Schlaf und Wohnzimmer lagen direkt nebeneinander und ein langer Flur verband Küche und Bad mit den gegenüberliegenden Zimmern. Ein kleiner Balkon auf der anderen Seite rundete die Wohnung ab, allerdings war die Aussicht in die andere Richtung eher ernüchternd, er konnte von dort die Bahngleise sehen und es war laut und gammelig in den Hinterhöfen darunter. Und trotzdem gefiel es ihm so wie es war, denn es war Seins. Gut, sein Vater hatte sowohl die Kaution, als auch die erste Miete gezahlt, aber trotzdem: Seins.
Von hier aus war es nur ein Fußweg von fünf Minuten bis zu einem der Eingänge zum Ministerium, die es zuhauf in Londons Gassen und Straßen gab.
Als Draco an seinem ersten Abend in der Küche bei einem Glas Wein saß, da fühlte er sich zum ersten Mal befreit.

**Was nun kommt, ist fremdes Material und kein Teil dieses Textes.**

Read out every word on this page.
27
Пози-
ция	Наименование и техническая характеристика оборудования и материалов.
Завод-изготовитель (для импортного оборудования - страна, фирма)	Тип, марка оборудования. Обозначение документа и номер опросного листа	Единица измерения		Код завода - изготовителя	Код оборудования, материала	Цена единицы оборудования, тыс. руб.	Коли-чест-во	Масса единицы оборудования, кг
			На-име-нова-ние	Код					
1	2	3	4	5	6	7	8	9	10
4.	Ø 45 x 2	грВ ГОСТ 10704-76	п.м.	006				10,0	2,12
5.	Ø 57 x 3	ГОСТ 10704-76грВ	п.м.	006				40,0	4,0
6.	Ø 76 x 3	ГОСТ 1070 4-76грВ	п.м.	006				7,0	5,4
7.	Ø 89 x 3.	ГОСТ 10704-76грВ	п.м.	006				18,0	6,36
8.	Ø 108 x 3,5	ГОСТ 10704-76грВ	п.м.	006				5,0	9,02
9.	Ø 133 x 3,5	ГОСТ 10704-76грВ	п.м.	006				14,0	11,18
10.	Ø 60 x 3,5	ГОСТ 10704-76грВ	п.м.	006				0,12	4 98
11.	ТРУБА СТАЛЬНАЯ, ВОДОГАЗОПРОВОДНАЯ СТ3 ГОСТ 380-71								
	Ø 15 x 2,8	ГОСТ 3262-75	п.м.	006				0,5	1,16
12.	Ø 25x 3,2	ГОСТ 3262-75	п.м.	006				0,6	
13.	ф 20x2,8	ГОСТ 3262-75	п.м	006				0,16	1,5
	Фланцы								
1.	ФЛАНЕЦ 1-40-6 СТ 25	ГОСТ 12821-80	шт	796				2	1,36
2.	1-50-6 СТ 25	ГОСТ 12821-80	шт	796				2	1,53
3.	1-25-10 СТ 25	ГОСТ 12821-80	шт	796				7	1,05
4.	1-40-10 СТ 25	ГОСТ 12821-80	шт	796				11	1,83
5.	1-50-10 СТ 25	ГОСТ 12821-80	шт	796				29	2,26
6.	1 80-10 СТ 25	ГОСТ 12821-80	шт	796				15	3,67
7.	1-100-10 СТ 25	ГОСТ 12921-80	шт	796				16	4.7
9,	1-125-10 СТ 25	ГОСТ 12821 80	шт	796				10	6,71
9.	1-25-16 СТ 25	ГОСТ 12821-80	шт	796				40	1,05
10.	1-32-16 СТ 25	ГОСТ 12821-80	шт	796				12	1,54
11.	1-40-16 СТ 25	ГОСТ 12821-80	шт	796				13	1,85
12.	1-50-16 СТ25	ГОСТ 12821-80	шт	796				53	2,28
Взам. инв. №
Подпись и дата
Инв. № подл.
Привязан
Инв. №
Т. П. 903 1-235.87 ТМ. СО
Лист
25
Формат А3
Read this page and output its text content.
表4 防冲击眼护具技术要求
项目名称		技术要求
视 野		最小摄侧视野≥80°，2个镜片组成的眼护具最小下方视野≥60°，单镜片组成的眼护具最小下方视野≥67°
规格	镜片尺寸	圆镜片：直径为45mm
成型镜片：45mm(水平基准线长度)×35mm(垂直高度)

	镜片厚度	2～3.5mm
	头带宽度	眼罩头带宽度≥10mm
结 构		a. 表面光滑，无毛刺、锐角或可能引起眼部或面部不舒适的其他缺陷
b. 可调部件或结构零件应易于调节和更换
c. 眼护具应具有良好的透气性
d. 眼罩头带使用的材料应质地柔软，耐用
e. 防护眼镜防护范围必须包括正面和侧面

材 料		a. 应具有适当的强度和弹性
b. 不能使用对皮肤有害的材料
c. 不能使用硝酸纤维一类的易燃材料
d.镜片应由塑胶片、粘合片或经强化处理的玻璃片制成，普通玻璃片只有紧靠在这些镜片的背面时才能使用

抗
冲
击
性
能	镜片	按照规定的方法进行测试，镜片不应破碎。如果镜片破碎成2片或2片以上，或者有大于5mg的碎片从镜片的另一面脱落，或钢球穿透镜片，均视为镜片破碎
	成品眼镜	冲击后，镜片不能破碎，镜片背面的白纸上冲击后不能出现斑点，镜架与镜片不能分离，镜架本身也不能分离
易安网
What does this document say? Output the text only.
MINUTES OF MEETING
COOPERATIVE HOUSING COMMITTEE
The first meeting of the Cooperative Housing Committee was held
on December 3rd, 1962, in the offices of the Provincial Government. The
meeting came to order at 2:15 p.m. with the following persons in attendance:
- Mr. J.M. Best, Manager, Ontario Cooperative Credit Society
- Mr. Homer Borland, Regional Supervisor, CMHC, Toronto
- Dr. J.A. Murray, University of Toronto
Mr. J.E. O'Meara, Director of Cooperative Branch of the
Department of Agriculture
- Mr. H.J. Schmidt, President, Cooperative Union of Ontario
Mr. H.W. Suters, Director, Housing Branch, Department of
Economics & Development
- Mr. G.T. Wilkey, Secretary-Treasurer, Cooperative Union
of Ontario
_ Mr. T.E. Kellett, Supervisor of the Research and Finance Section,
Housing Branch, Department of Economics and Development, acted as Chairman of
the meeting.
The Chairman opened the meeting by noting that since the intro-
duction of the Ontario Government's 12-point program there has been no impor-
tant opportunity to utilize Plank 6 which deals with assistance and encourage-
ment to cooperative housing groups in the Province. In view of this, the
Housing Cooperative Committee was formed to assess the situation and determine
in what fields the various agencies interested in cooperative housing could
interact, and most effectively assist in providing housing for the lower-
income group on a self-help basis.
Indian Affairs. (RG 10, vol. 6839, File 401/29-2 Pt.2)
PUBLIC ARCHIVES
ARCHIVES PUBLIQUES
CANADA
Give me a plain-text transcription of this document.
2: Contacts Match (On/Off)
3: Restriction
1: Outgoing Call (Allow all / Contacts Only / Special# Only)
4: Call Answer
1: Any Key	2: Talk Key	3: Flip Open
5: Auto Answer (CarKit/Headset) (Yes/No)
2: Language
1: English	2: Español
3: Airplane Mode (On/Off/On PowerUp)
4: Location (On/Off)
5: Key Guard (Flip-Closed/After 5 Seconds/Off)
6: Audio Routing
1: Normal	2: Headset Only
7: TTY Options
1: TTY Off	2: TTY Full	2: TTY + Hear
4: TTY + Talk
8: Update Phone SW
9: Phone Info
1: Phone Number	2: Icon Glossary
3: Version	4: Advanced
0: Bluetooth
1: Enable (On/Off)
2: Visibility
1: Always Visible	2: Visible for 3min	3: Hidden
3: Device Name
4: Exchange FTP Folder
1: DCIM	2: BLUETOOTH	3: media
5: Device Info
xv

Morgen früh würde er seinen ersten Weg zur Arbeit antreten. Das mochte vielleicht kein Traumjob sein, aber es war zumindest einfache Arbeit und für ein so starkes Gefühl, wie Ehrgeiz, fehlte ihm im Moment einfach der Antrieb.
Er legte die Füße auf die Anrichte vor ihm und lehnte sich in seinem Stuhl zurück, während in der Dämmerung draußen langsam die ersten Sterne funkelten. Es hätte tatsächlich ein perfekter Abend werden können, wenn die Vergangenheit endlich begraben worden wäre. Und Draco wünschte sich an diesem Abend wirklich von Herzen, dass irgendwer kommen und sie begraben möge und wenn es auch nur für kurze Zeit war. Aber, diese Stimme meldete sich immer wieder in seinen schwachen Momenten, dem Netz, das seine Eltern um sich gesponnen hatten, dem konnte er nicht entrinnen.